A las siete de la mañana iniciamos la segunda etapa. La de hoy está previsto que sea más ligera que la de ayer, ya que consta de unos 20,5 kilómetros por terreno llano. Nos emplea unas cinco horas recorrerla. Al igual que el día anterior, no encontramos fuentes por el camino y hay pocos lugares de aprovisionamiento. También nos enfrentamos, en algunos tramos, a la falta de señalización, que se llega a prolongar alrededor de un kilómetro entre Sao Miguel y Sao Pedro de Rates y nos obliga a preguntar a un par de lugareños. Por esta zona nadie habla ni inglés ni castellano. Tú les preguntas despacio en tu lengua y tus interlocutores contestan al mismo ritmo en la suya. Con buena predisposición nos entendemos.
Paramos en un bar a almorzar sobre el kilómetro 10,5 ubicado antes de llegar a la aldea de Pedro Furadas. Se trata de un local muy familiar, donde nos atiende el hijo y nos cocina la madre lo más parecido que encontramos a un bocadillo a la plancha. Tal como nos está pasando en casi todos los sitios en los que hacemos alguna compra, hemos de pagar en efectivo, ya que no admiten tarjetas. Esto nos está empezando a generar un problema de liquidez, porque tampoco vemos cajeros en el trazado. En Oporto había bastantes, pero fuera de la urbe no observamos y tampoco podemos pagar con tarjeta.
Andamos entre rutas adoquinadas en
incursiones en carreteras nacionales con estrechas aceras en el mejor de los
casos. Llegando a nuestro destino nos cruzamos con una pareja de brasileños.
Son el segundo y tercer peregrino con los que nos topamos en esta etapa.

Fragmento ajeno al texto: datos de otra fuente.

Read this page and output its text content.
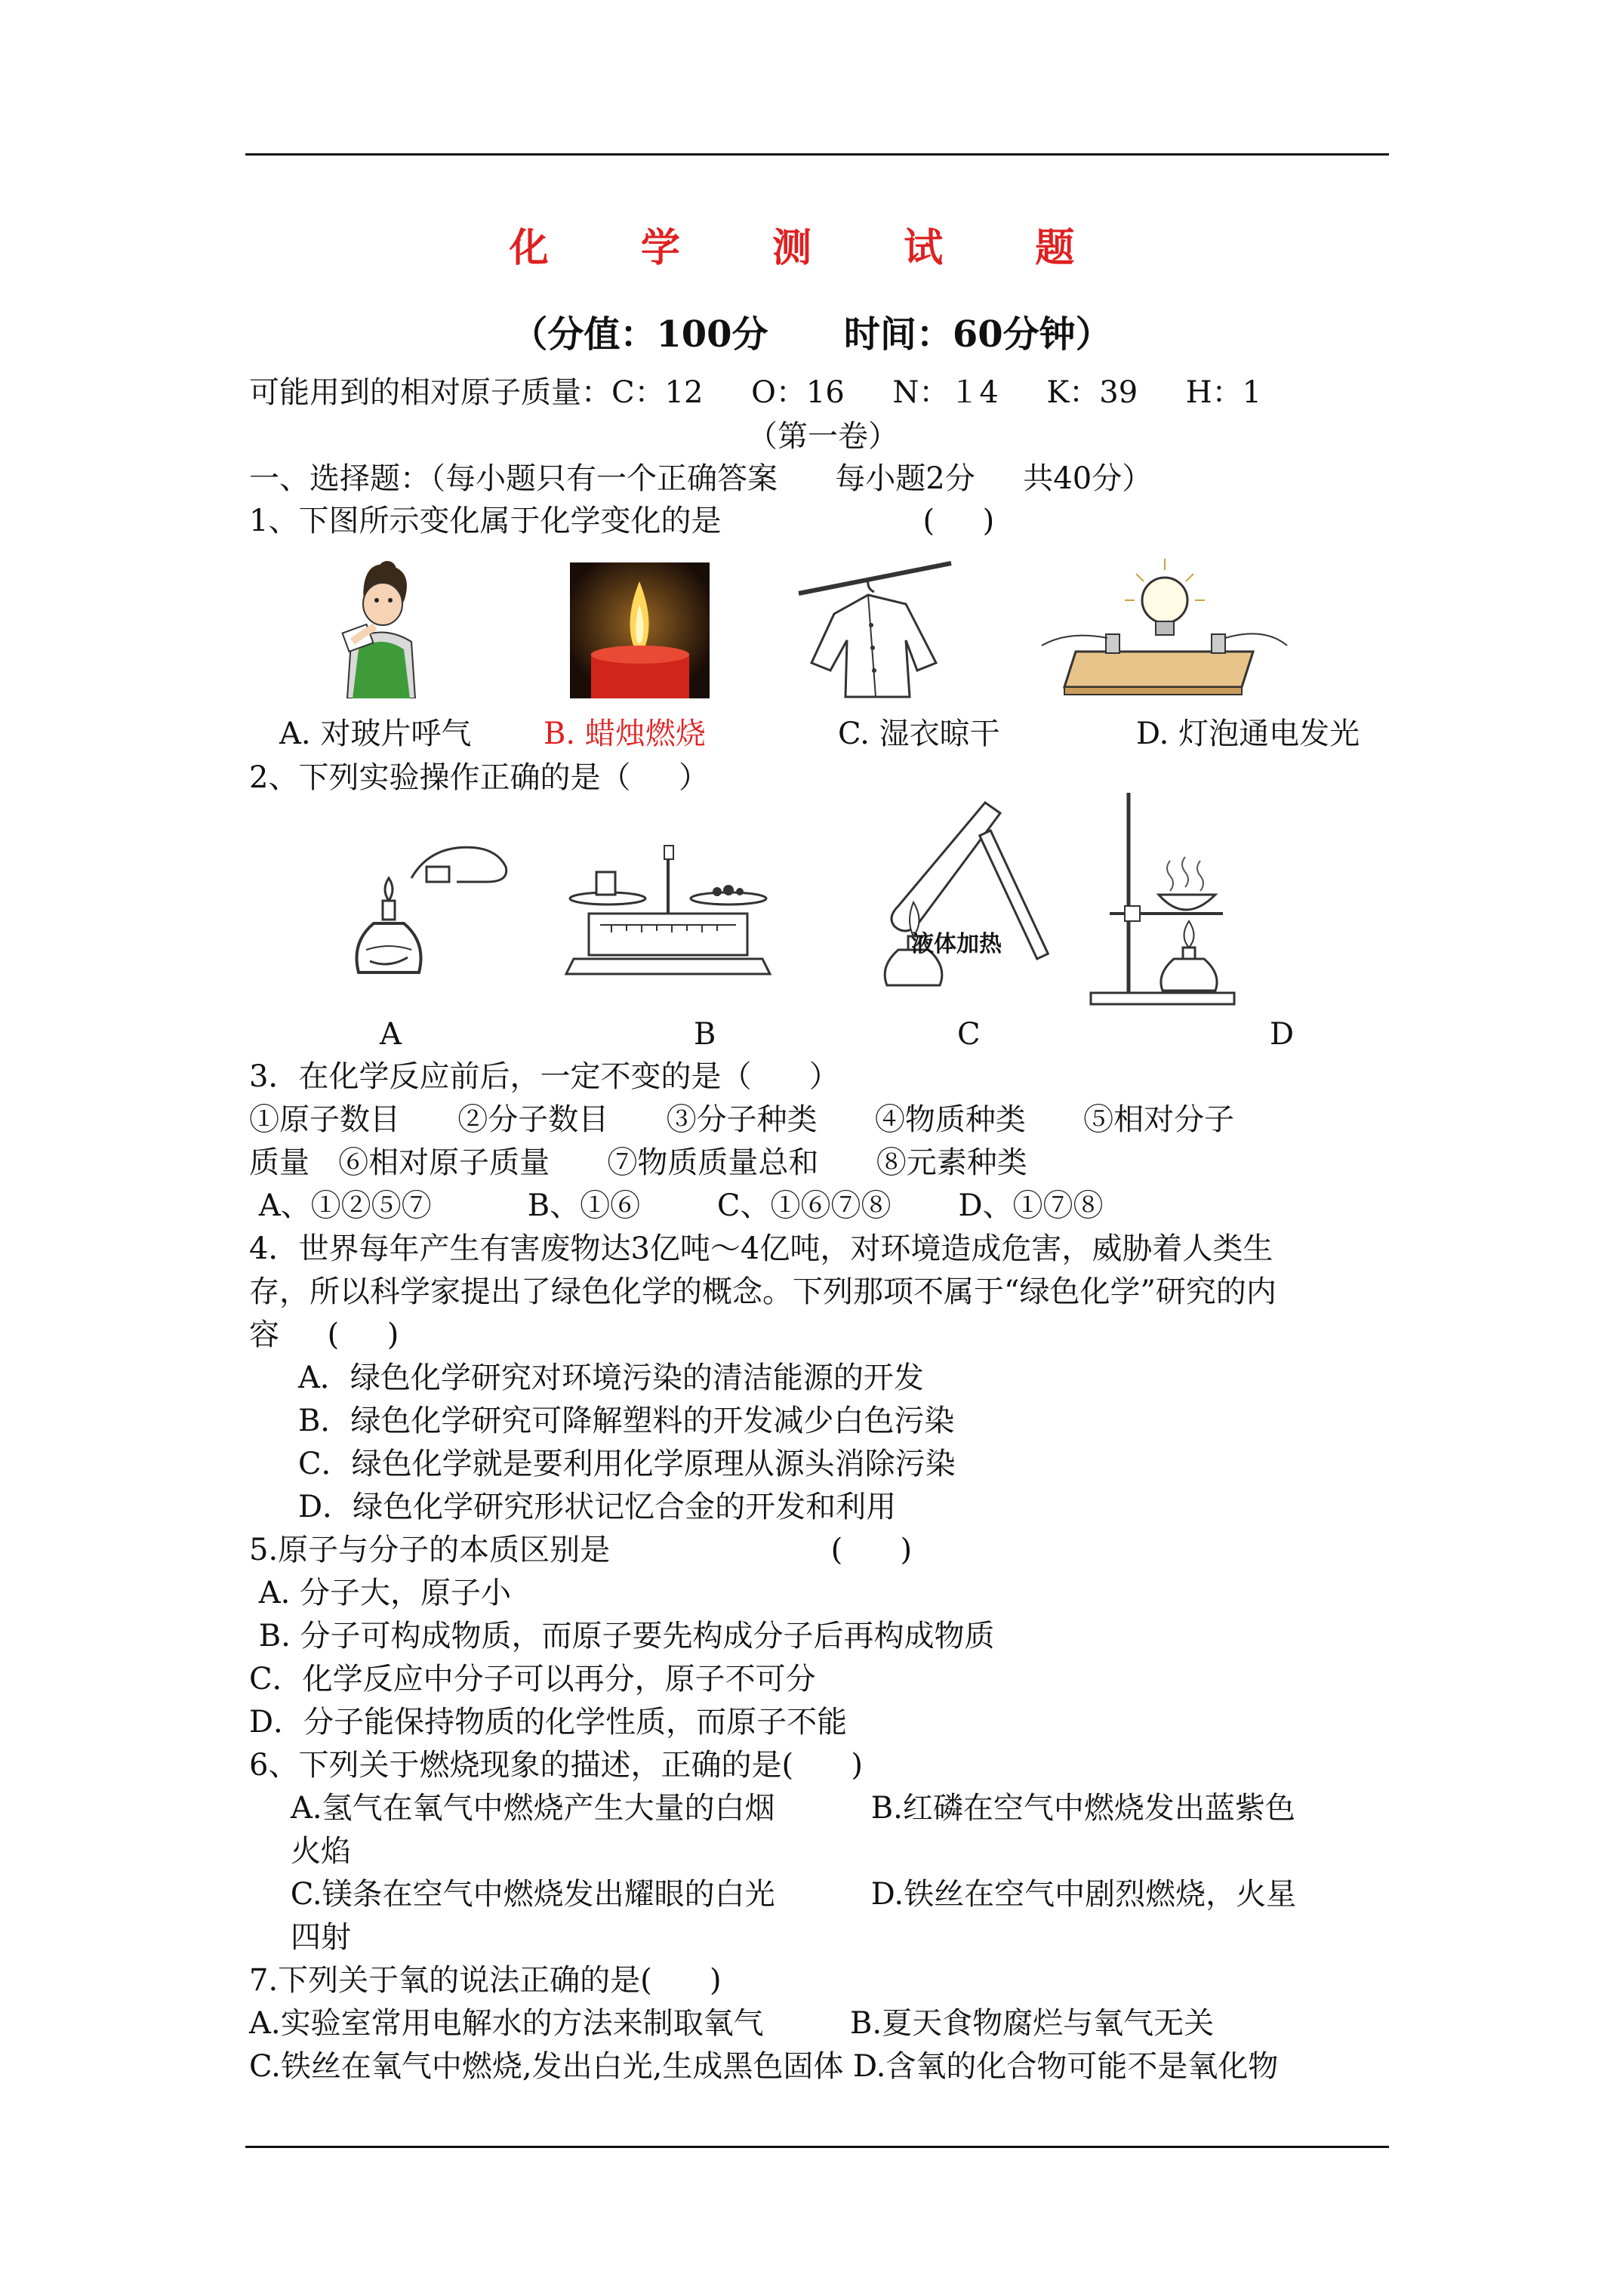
化 学 测 试 题
（分值：100分      时间：60分钟）
可能用到的相对原子质量：C：12     O：16     N：１4     K：39     H：1
（第一卷）
一、选择题：（每小题只有一个正确答案      每小题2分     共40分）
1、下图所示变化属于化学变化的是                     (     )
A. 对玻片呼气 B. 蜡烛燃烧	C. 湿衣晾干	D. 灯泡通电发光
2、下列实验操作正确的是（     ）
液体加热
A	B	C	D
3．在化学反应前后，一定不变的是（      ）
①原子数目      ②分子数目      ③分子种类      ④物质种类      ⑤相对分子
质量   ⑥相对原子质量      ⑦物质质量总和      ⑧元素种类
A、①②⑤⑦          B、①⑥        C、①⑥⑦⑧       D、①⑦⑧
4．世界每年产生有害废物达3亿吨～4亿吨，对环境造成危害，威胁着人类生
存，所以科学家提出了绿色化学的概念。下列那项不属于“绿色化学”研究的内
容     (     )
A．绿色化学研究对环境污染的清洁能源的开发
B．绿色化学研究可降解塑料的开发减少白色污染
C．绿色化学就是要利用化学原理从源头消除污染
D．绿色化学研究形状记忆合金的开发和利用
5.原子与分子的本质区别是                       (      )
A. 分子大，原子小
B. 分子可构成物质，而原子要先构成分子后再构成物质
C．化学反应中分子可以再分，原子不可分
D．分子能保持物质的化学性质，而原子不能
6、下列关于燃烧现象的描述，正确的是(      )
A.氢气在氧气中燃烧产生大量的白烟          B.红磷在空气中燃烧发出蓝紫色
火焰
C.镁条在空气中燃烧发出耀眼的白光          D.铁丝在空气中剧烈燃烧，火星
四射
7.下列关于氧的说法正确的是(      )
A.实验室常用电解水的方法来制取氧气         B.夏天食物腐烂与氧气无关
C.铁丝在氧气中燃烧,发出白光,生成黑色固体 D.含氧的化合物可能不是氧化物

Caminamos un rato con ellos intercambiando impresiones hasta llegar a
Barcelinhos, el casco urbano previo a Barcelos, a los que separa un bonito
puente medieval.
De este modo pisamos nuestro final de
etapa: la localidad del famoso gallo portugués, cuya imagen aparece por
doquier, la población del equipo de fútbol con el nombre del escritor Gil
Vicente. En el albergue nos dicen que hasta las 15 horas no podemos entrar. Son
las 12,20. Nos vamos a tomar algo y, posteriormente, comemos en un restaurante
denominado el Túnel de los Sabores, donde nos atiende un camarero tan eficiente
como bromista. Con croquetas de bacalao, pulpo con patatas y grelos y una
francesinha compensamos el desgaste de la etapa.
Barcelos da para un paseo tranquilo por su
puente medieval y sus aledaños ajardinados o reconvertidos en playa, por los
restos de su castillo rodeado de vestigios pétreos de diferentes épocas, por su
céntrica calle peatonal que desemboca en la torre medieval o a la búsqueda de
imágenes de gallos. La más característica es la situada junto al cruceiro a la
subida del puente medieval, en la que puede contemplarse el peregrino ahorcado
injustamente, que advirtió que un gallo resucitaría para demostrar su inocencia
y que al final sobrevivió.
Nos sorprende el elevado número de farmacias, en algún caso puerta con
puerta, en el casco urbano. Compro la figurita del gallo de Barcelos para
ampliar mi colección de miniaturas características de un lugar adquiridas en
esa misma ubicación (como el caballo de Troya, la máscara de Nefertiti, una
pucuna de la Amazonia peruana, un figura de maorí en Nueva Zelanda, otra de un
policía montado en Canadá… de ese tema ya escribiré otro día).